Additionally, the ease of retrieving large, custom compute configurations enabled new types of projects. Students tend to limit their analyses to what they can easily run on their laptops. This year, the base instance we provided them was more powerful than most of the laptops they brought. One participant wanted to play with deep neural networks, so we spawned a GPU instance to use with the necessary dependencies and data volumes preconfigured.
We were pleased to see that a majority of the students (and instructors) opted to analyze data in the cloud, rather than using their laptops and tethered hard drives.
What changes did you have to make now that the data is available in the cloud?
No software changes were necessary.
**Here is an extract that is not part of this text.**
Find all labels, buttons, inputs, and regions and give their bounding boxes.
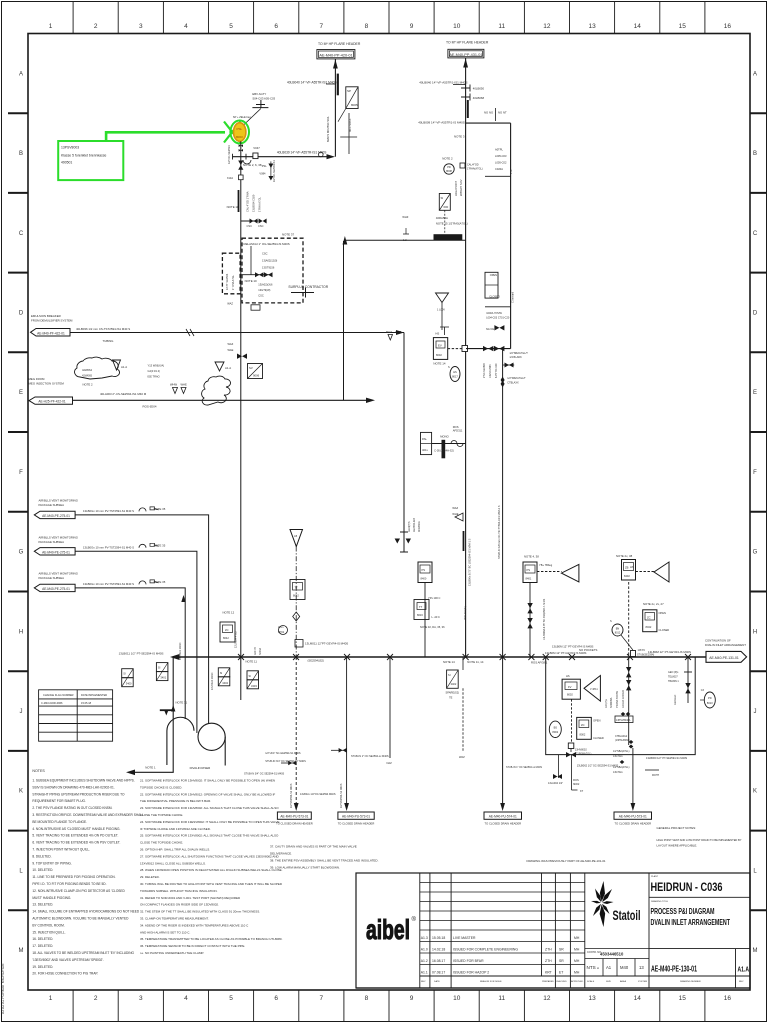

The Allen Institute provides a Python software package to manipulate our data organized on a standard filesystem, (AllenSDK). This year we used S3FS to volume-mount our S3 bucket. From the students’ perspective, it appeared identical to their external hard drives. This meant that all of our pre-existing code worked out of the box. The majority of our technical course preparation went into Docker image and compute instance configuration.
What’s next for workshop participants? Will they continue to work with the data even though the course is over?
We have encouraged students to continue working on their projects in the JupyterHub cluster. Successful course projects tend to take on a life of their own after the course ends, and in previous years, some projects have led to peer-reviewed publications or conference presentations. We will continue to provide students with access to the data and analysis resources they had during the course. This is straightforward now that most of those resources are in Amazon S3 and Amazon Elastic Compute Cloud (Amazon EC2).